We end up with some wishy washy numbers that don't tell the complete story.

Comment Re:oh not this stupidity again (Score 2) 89

They're absolutely worthless to the average consumer.

That is enough power for a pacemaker that never needs replacement (15 microjoules J)
That is enough power for a smart ring (a few milliwatts)
That is enough power for a tracking device (like an airtag)
That is enough power for a simple digital watch (2 milliwatts)

Heck, many consumer electronics have no battery at all, like credit card chips, toll tags, pet microchips.

So yeah, a termite that can fart consistently for 5K years would indeed be useful for many consumer electronics.

Comment Re:f*ck ARM (Score 1) 83

To be clear, ARM does not really want to kill Nuvia designs. I would even imagine they are happy their ISA has a foot in the door in the windows PC market.
The threat of killing Nuvia designs is the same as North Korea's threat to use nukes. It is simply a scare tactic to force Qualcomm to pay additional licensing fees.

Comment Re: Why are we primarily targeting memory issues? (Score 2) 105

... it may result in possible lower wages for better programmers by giving sub-par programmers the tools to compete on a more level playing field.

So your argument is that making programming easier is bad because it increases competition?

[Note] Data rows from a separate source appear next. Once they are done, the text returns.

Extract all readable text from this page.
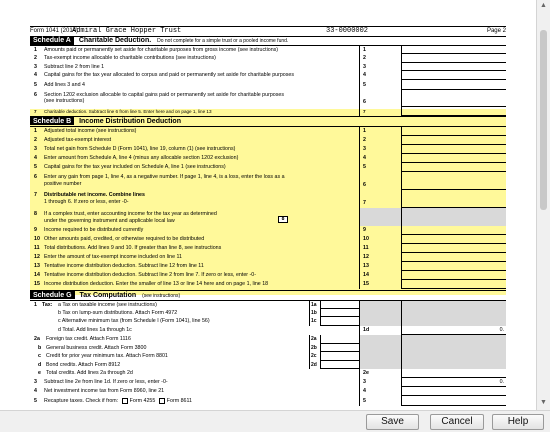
Form 1041 (2014)
Admiral Grace Hopper Trust	33-0000002	Page 2
Schedule A Charitable Deduction. Do not complete for a simple trust or a pooled income fund.
1 Amounts paid or permanently set aside for charitable purposes from gross income (see instructions)	1
2 Tax-exempt income allocable to charitable contributions (see instructions)	2
3 Subtract line 2 from line 1	3
4 Capital gains for the tax year allocated to corpus and paid or permanently set aside for charitable purposes	4
5 Add lines 3 and 4	5
6 Section 1202 exclusion allocable to capital gains paid or permanently set aside for charitable purposes
(see instructions)	6
7 Charitable deduction. Subtract line 6 from line 5. Enter here and on page 1, line 13	7
Schedule B Income Distribution Deduction
1 Adjusted total income (see instructions)	1
2 Adjusted tax-exempt interest	2
3 Total net gain from Schedule D (Form 1041), line 19, column (1) (see instructions)	3
4 Enter amount from Schedule A, line 4 (minus any allocable section 1202 exclusion)	4
5 Capital gains for the tax year included on Schedule A, line 1 (see instructions)	5
6 Enter any gain from page 1, line 4, as a negative number. If page 1, line 4, is a loss, enter the loss as a
positive number	6
7 Distributable net income. Combine lines
1 through 6. If zero or less, enter -0-	7
8 If a complex trust, enter accounting income for the tax year as determined
under the governing instrument and applicable local law	8
9 Income required to be distributed currently	9
10 Other amounts paid, credited, or otherwise required to be distributed	10
11 Total distributions. Add lines 9 and 10. If greater than line 8, see instructions	11
12 Enter the amount of tax-exempt income included on line 11	12
13 Tentative income distribution deduction. Subtract line 12 from line 11	13
14 Tentative income distribution deduction. Subtract line 2 from line 7. If zero or less, enter -0-	14
15 Income distribution deduction. Enter the smaller of line 13 or line 14 here and on page 1, line 18	15
Schedule G Tax Computation (see instructions)
1 Tax: a Tax on taxable income (see instructions)	1a
b Tax on lump-sum distributions. Attach Form 4972	1b
c Alternative minimum tax (from Schedule I (Form 1041), line 56)	1c
d Total. Add lines 1a through 1c	1d	0.
2a Foreign tax credit. Attach Form 1116	2a
b General business credit. Attach Form 3800	2b
c Credit for prior year minimum tax. Attach Form 8801	2c
d Bond credits. Attach Form 8912	2d
e Total credits. Add lines 2a through 2d	2e
3 Subtract line 2e from line 1d. If zero or less, enter -0-	3	0.
4 Net investment income tax from Form 8960, line 21	4
5 Recapture taxes. Check if from: Form 4255 Form 8611	5
▲
▼
Save	Cancel	Help
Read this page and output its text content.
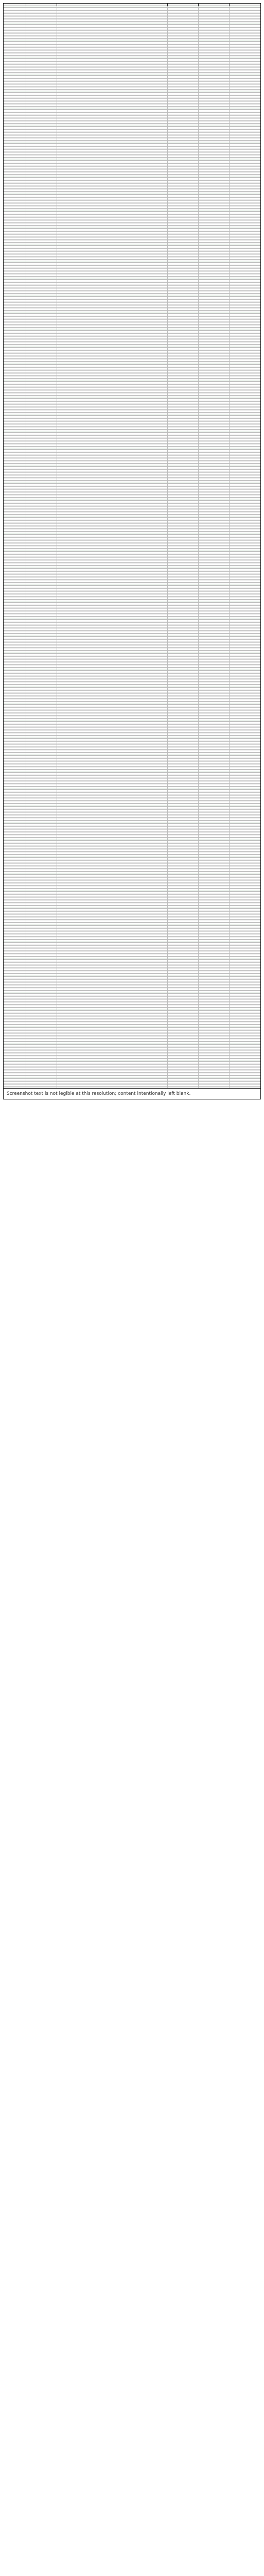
Screenshot text is not legible at this resolution; content intentionally left blank.
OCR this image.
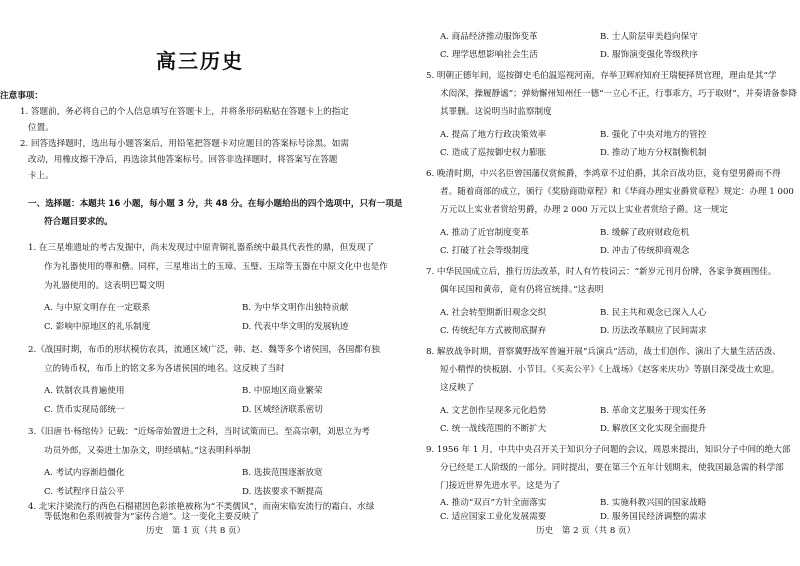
高三历史
注意事项：
1. 答题前，务必将自己的个人信息填写在答题卡上，并将条形码粘贴在答题卡上的指定
位置。
2. 回答选择题时，选出每小题答案后，用铅笔把答题卡对应题目的答案标号涂黑。如需
改动，用橡皮擦干净后，再选涂其他答案标号。回答非选择题时，将答案写在答题
卡上。
一、选择题：本题共 16 小题，每小题 3 分，共 48 分。在每小题给出的四个选项中，只有一项是
符合题目要求的。
1. 在三星堆遗址的考古发掘中，尚未发现过中原青铜礼器系统中最具代表性的鼎，但发现了
作为礼器使用的尊和罍。同样，三星堆出土的玉璋、玉璧、玉琮等玉器在中原文化中也是作
为礼器使用的。这表明巴蜀文明
A. 与中原文明存在一定联系	B. 为中华文明作出独特贡献
C. 影响中原地区的礼乐制度	D. 代表中华文明的发展轨迹
2.《战国时期，布币的形状模仿农具，流通区域广泛，韩、赵、魏等多个诸侯国，各国都有独
立的铸币权，布币上的铭文多为各诸侯国的地名。这反映了当时
A. 铁制农具普遍使用	B. 中原地区商业繁荣
C. 货币实现局部统一	D. 区域经济联系密切
3.《旧唐书·杨绾传》记载：“近炀帝始置进士之科，当时试策而已。至高宗朝，刘思立为考
功员外郎，又奏进士加杂文，明经填帖。”这表明科举制
A. 考试内容渐趋僵化	B. 选拔范围逐渐放宽
C. 考试程序日益公平	D. 选拔要求不断提高
4. 北宋汴梁流行的西色石榴裙因色彩浓艳被称为“不类儒风”，而南宋临安流行的霜白、水绿
等低饱和色系则被誉为“家传合道”。这一变化主要反映了
历史　第 1 页（共 8 页）
A. 商品经济推动服饰变革	B. 士人阶层审美趋向保守
C. 理学思想影响社会生活	D. 服饰演变强化等级秩序
5. 明朝正德年间，巡按御史毛伯温巡视河南，存举卫辉府知府王瑞便择贤官理，理由是其“学
术闳深，操履静谧”；弹劾懈州知州任一德“一立心不正，行事乖方，巧于取财”，并奏请备参降
其罪删。这说明当时监察制度
A. 提高了地方行政决策效率	B. 强化了中央对地方的管控
C. 造成了巡按御史权力膨胀	D. 推动了地方分权制衡机制
6. 晚清时期，中兴名臣曾国藩仅赏候爵，李鸿章不过伯爵，其余百战功臣，竟有望男爵而不得
者。随着商部的成立，颁行《奖励商勋章程》和《华商办理实业爵赏章程》规定：办理 1 000
万元以上实业者赏给男爵，办理 2 000 万元以上实业者赏给子爵。这一规定
A. 推动了近官制度变革	B. 缓解了政府财政危机
C. 打破了社会等级制度	D. 冲击了传统抑商观念
7. 中华民国成立后，推行历法改革，时人有竹枝词云：“新岁元刊月份牌，各家争赛画图佳。
偶年民国和黄帝，竟有仍将宣统排。”这表明
A. 社会转型期新旧观念交织	B. 民主共和观念已深入人心
C. 传统纪年方式被彻底摒弃	D. 历法改革顺应了民间需求
8. 解放战争时期，晋察冀野战军普遍开展“兵演兵”活动，战士们创作、演出了大量生活活泼、
短小精悍的快板剧、小节目。《买卖公平》《上战场》《赵客来庆功》等剧目深受战士欢迎。
这反映了
A. 文艺创作呈现多元化趋势	B. 革命文艺服务于现实任务
C. 统一战线范围的不断扩大	D. 解放区文化实现全面提升
9. 1956 年 1 月，中共中央召开关于知识分子问题的会议，周恩来提出，知识分子中间的绝大部
分已经是工人阶级的一部分。同时提出，要在第三个五年计划期末，使我国最急需的科学部
门接近世界先进水平。这是为了
A. 推动“双百”方针全面落实	B. 实施科教兴国的国家战略
C. 适应国家工业化发展需要	D. 服务国民经济调整的需求
历史　第 2 页（共 8 页）
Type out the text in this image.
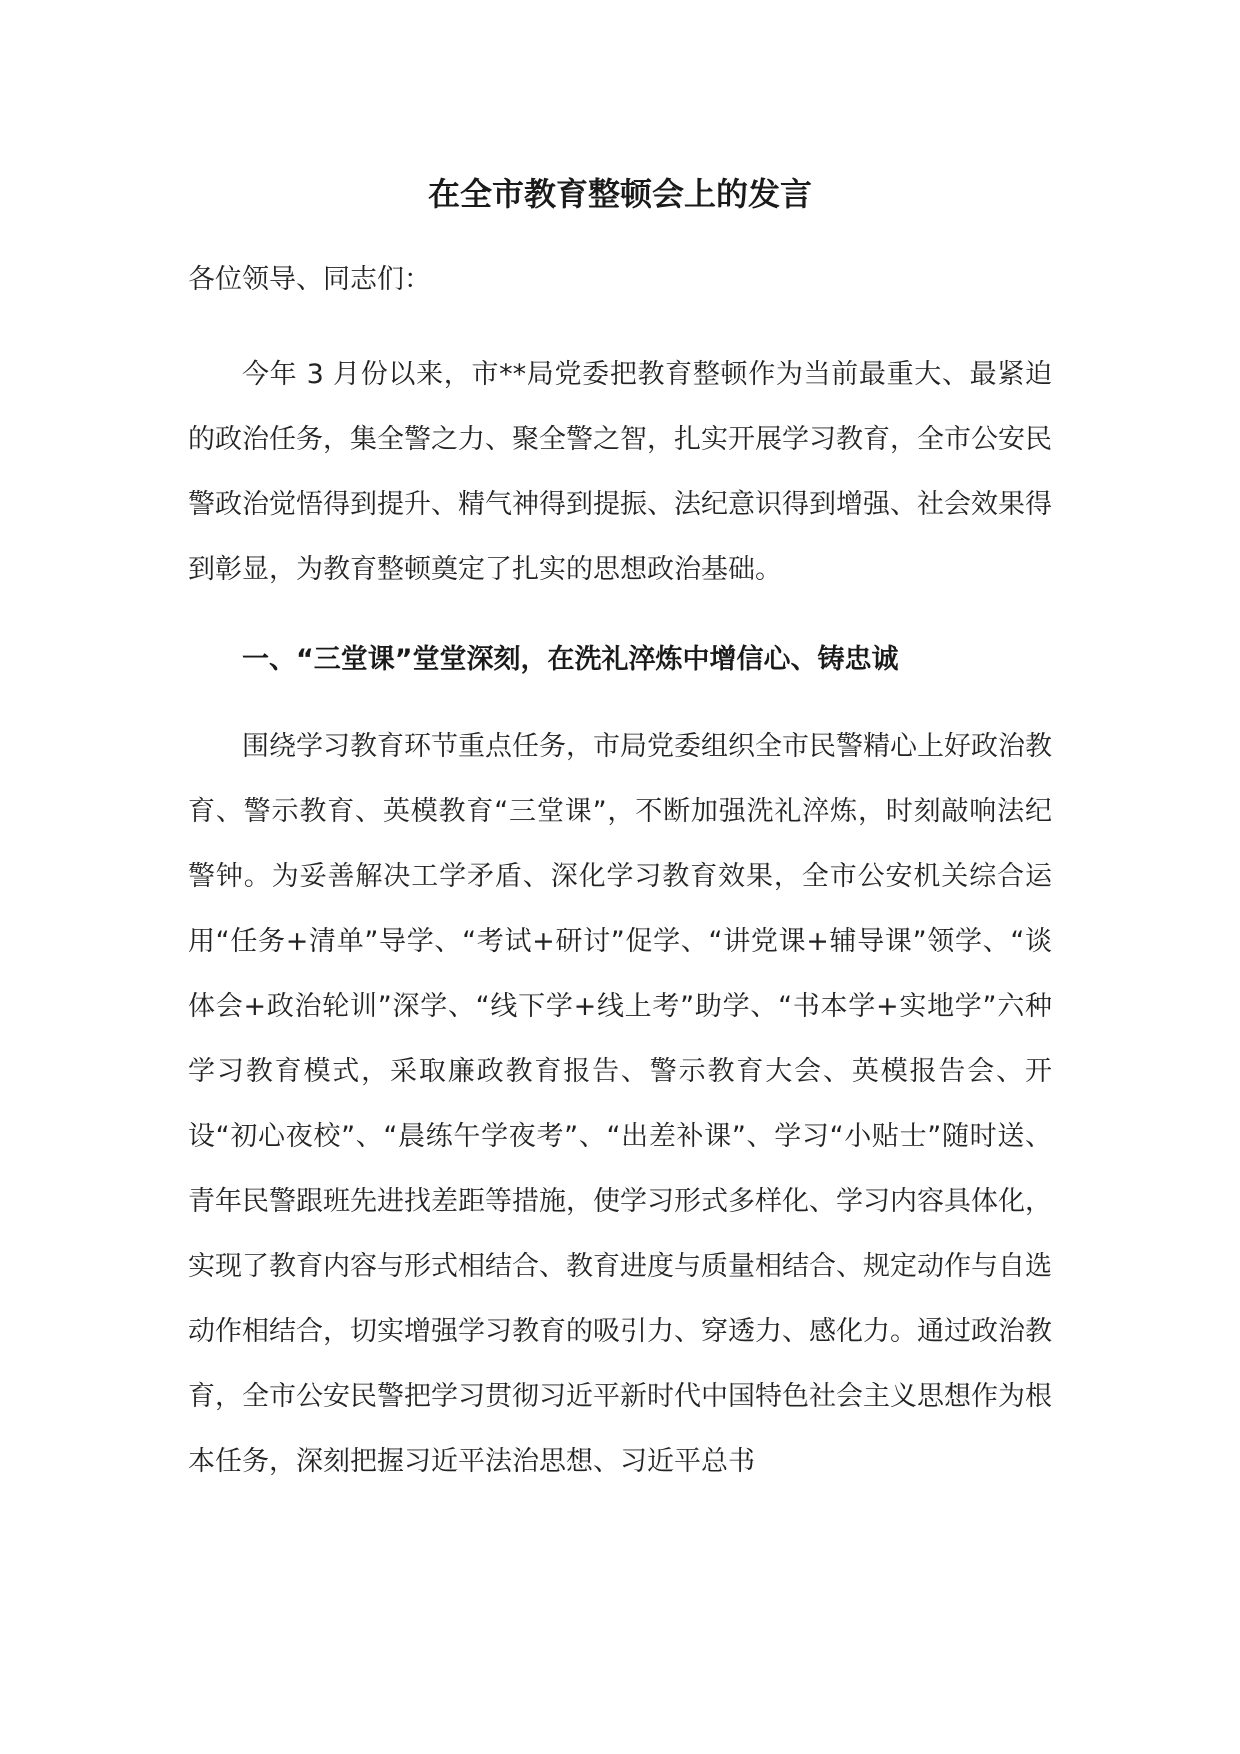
在全市教育整顿会上的发言

各位领导、同志们：

今年 3 月份以来，市**局党委把教育整顿作为当前最重大、最紧迫的政治任务，集全警之力、聚全警之智，扎实开展学习教育，全市公安民警政治觉悟得到提升、精气神得到提振、法纪意识得到增强、社会效果得到彰显，为教育整顿奠定了扎实的思想政治基础。

一、“三堂课”堂堂深刻，在洗礼淬炼中增信心、铸忠诚

围绕学习教育环节重点任务，市局党委组织全市民警精心上好政治教育、警示教育、英模教育“三堂课”，不断加强洗礼淬炼，时刻敲响法纪警钟。为妥善解决工学矛盾、深化学习教育效果，全市公安机关综合运用“任务+清单”导学、“考试+研讨”促学、“讲党课+辅导课”领学、“谈体会+政治轮训”深学、“线下学+线上考”助学、“书本学+实地学”六种学习教育模式，采取廉政教育报告、警示教育大会、英模报告会、开设“初心夜校”、“晨练午学夜考”、“出差补课”、学习“小贴士”随时送、青年民警跟班先进找差距等措施，使学习形式多样化、学习内容具体化，实现了教育内容与形式相结合、教育进度与质量相结合、规定动作与自选动作相结合，切实增强学习教育的吸引力、穿透力、感化力。通过政治教育，全市公安民警把学习贯彻习近平新时代中国特色社会主义思想作为根本任务，深刻把握习近平法治思想、习近平总书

By that logic, we should code everything in assembly and COBOL. That will raise salaries through the roof.

Comment It would be impressive... but why? (Score 1) 36

Pulling it off would be a technological feat, especially if it is robust.

However, I have to wonder: what problem does it solve?

When Apple launched the iPhone, it solved a problem: Using the web on your phone was difficult because the screen was tiny. The iPhone solved that problem by removing the keyboard to make the screen big enough and putting a legitimate browser in the phone.

But laptops don't have that problem. People don't have a need today that would be solved by an all-screen laptop. Like the vision pro, it would be a very cool solution looking for a problem.

If Apple does release this, I am tempted to short-sell their stock.

Comment GPT-4o in an alexa like device (Score 1) 36

I have google home, it sucks. It also seems to be getting dumber over time. Things that used to work no longer work. For example:

* Recipes no longer work properly "Next step" does a Google search for "next step" instead of going to the next step in the recipe.
* It can't follow a conversation. Every command runs in isolation, so you can't add follow-up questions.
* when a timer ends you say "hey google set a timer for 5 minutes", It adds a second timer, and the first timer keeps beeping.
* I get in bed, all comfy and warm and say: "Hey Google", now and then it replies "Hang on while I connect to the internet", it never reconnects, I have to get out of bed to reboot the moron.

Saying "Hey Google" might as well be replaced with "Hey Moron"

Then I watched the GPT-4o demonstrations. That little phone is much smarter than Google Home, Alexa, and Siri combined. It feels like holding a Blackberry while watching Steve Jobs introduce the iPhone.

I would gladly pay MS a monthly subscription for an Alexa-looking device with GPT-4o. I would kick "Hey Moron" in the trash and never look back.